Tax Provisions for Individuals
The Act has many provisions that will directly affect individuals, particularly those in the workforce. Following are the most significant changes.

Dependent coverage
Effective March 30, 2010, the tax-free exclusion is extended to employer-provided health coverage for a taxpayer’s child who has not attained age 27 as of the end of the tax year.

High-income employee Medicare rate
Effective in 2013, an additional 0.9 percent Medicare HI tax is imposed on the employee share, but only to the extent that an individual’s wages exceed $200,000. Although the 0.9 percent HI increase is on the employee share, the employer is required to withhold the tax and remit it to the IRS. Similarly, the self-employment HI tax is increased by 0.9 percent.

For joint returns, the extra 0.9 percent HI tax is calculated on wages and self-employment income in excess of $250,000, by considering both spouses as one for this computation. Accordingly, if the withholding has been inadequate (e.g., one spouse is over $200,000 of salary with 0.9 percent withholding on the excess, but the other spouse is under $200,000 of wages with no withholding), the additional 0.9 percent HI tax must be remitted via the Form 1040.

Medicare surtax on unearned income
In addition to the 0.9 percent Medicare increase on earned income, there is a new 3.8 percent surtax on net investment income of higher income individuals that also becomes effective in 2013. The surtax is 3.8 percent of the lesser of:

• Net investment income, or

• The excess of the taxpayer’s Form 1040 modified AGI over a threshold of $200,000 ($250,000 if married and filing jointly).

Net investment income includes interest, dividends and rents. It also includes passive income (from a business in which the taxpayer does not personally materially participate). This provision could have significant impact on dealerships that rent property they own to their own business or own companies they don’t actively work in.

Contribution cap on flexible spending accounts (FSAs)
Beginning in 2013, this law puts a cap of $2,500 on the amount an employee can annually contribute into a health FSA.

Individual penalty for failure to maintain health insurance
Beginning in 2014, the law imposes a penalty on any individual who fails to maintain “minimum essential coverage” for health care. When fully phased in by 2016, the penalty is the greater of:

• 2.5 percent of the taxpayer’s household income over the threshold for filing a 1040 for that year, or

• $695 per uninsured adult plus half of that amount per uninsured child under age 18, but capped at $2,085 per household.

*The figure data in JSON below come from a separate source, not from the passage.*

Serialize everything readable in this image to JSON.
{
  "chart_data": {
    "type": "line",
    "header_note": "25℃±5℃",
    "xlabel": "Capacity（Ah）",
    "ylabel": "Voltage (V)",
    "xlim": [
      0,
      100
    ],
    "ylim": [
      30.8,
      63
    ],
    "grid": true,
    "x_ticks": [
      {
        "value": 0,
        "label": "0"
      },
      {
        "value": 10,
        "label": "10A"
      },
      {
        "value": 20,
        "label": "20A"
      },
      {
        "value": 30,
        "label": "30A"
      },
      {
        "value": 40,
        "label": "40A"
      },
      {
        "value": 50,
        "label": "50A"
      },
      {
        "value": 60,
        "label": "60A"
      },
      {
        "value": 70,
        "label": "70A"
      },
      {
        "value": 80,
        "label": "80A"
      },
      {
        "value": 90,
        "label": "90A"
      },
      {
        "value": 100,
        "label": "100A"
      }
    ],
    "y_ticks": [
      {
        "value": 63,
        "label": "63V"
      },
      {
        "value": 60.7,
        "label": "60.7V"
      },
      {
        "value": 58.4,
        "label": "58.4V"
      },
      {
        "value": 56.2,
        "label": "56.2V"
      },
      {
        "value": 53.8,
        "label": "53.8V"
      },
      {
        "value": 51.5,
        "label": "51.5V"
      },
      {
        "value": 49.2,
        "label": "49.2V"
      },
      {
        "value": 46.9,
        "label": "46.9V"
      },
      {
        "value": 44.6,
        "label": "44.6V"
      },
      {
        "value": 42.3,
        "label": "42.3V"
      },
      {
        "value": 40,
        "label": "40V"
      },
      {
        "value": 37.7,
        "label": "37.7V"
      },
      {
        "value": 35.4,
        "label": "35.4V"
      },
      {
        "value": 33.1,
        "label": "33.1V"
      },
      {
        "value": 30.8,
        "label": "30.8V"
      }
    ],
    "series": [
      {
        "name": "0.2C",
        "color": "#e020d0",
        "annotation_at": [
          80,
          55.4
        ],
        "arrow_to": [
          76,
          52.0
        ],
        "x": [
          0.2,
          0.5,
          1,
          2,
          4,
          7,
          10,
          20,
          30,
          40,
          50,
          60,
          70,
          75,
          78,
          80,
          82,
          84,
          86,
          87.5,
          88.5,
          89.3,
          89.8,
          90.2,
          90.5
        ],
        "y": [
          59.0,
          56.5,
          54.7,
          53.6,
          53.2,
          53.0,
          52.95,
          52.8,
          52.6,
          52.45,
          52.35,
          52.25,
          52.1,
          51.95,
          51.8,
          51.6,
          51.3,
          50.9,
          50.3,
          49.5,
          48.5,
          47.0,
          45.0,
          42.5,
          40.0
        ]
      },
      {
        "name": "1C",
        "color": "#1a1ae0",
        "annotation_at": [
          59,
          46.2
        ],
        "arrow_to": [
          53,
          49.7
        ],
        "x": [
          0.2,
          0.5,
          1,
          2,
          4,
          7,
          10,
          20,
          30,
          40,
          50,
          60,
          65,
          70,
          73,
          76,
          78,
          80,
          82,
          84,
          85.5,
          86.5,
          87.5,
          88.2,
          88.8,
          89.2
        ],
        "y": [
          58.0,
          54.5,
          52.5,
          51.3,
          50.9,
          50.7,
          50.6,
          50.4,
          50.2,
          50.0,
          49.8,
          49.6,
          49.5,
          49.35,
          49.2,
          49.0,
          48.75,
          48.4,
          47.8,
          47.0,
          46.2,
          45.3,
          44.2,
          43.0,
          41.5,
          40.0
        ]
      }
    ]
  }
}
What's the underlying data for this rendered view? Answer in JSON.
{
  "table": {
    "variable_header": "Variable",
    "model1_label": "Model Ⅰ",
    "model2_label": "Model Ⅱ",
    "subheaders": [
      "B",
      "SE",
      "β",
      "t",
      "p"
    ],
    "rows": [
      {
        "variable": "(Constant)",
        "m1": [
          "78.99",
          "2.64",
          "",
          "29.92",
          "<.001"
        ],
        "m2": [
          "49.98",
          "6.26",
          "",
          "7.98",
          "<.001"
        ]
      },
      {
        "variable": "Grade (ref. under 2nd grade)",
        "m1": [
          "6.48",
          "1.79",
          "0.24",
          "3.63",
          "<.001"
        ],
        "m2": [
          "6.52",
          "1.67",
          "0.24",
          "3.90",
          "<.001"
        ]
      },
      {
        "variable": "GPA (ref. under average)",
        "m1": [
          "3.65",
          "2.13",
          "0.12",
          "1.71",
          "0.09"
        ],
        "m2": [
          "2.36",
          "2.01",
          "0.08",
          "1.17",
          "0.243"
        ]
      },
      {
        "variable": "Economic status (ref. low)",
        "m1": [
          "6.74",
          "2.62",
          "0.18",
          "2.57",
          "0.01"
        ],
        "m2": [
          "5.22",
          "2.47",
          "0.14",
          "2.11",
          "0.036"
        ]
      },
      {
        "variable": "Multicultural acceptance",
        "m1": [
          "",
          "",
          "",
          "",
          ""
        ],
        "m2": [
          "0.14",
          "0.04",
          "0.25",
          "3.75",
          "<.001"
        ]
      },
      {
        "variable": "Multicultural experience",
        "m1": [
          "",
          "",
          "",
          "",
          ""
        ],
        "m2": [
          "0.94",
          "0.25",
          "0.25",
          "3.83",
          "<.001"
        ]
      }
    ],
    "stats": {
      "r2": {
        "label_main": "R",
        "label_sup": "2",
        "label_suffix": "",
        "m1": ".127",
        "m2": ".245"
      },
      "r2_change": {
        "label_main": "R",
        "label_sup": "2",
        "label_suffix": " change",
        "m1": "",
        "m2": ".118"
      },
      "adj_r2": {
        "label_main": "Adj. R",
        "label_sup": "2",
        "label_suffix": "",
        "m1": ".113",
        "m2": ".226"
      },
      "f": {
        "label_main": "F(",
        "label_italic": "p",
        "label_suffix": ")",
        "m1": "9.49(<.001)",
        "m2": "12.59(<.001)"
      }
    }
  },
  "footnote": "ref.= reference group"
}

The big picture on tax rates for upper-income filers
The Obama administration’s budget calls for taking the present top 1040 rate from 35 percent to 39.6 percent and bringing back the phase-out of personal exemptions and itemized deductions. This will push the top rate in 2011 to roughly 42 percent, and this is the same group that is being taxed to help fund health care reform (single filers over $200,000 and joint filers over $250,000).

To come up with an effective tax planning strategy, the two sets of rate hikes need to be seen as one.

When these Medicare tax hikes arrive in 2013, those with high salary or self-employment income paying the 0.9 percent will be at roughly a 43 percent top rate, and those with investment income incurring the 3.8 percent surtax will reach about 46 percent. Those are the rates we need to consider in looking at alternative business entities and investments.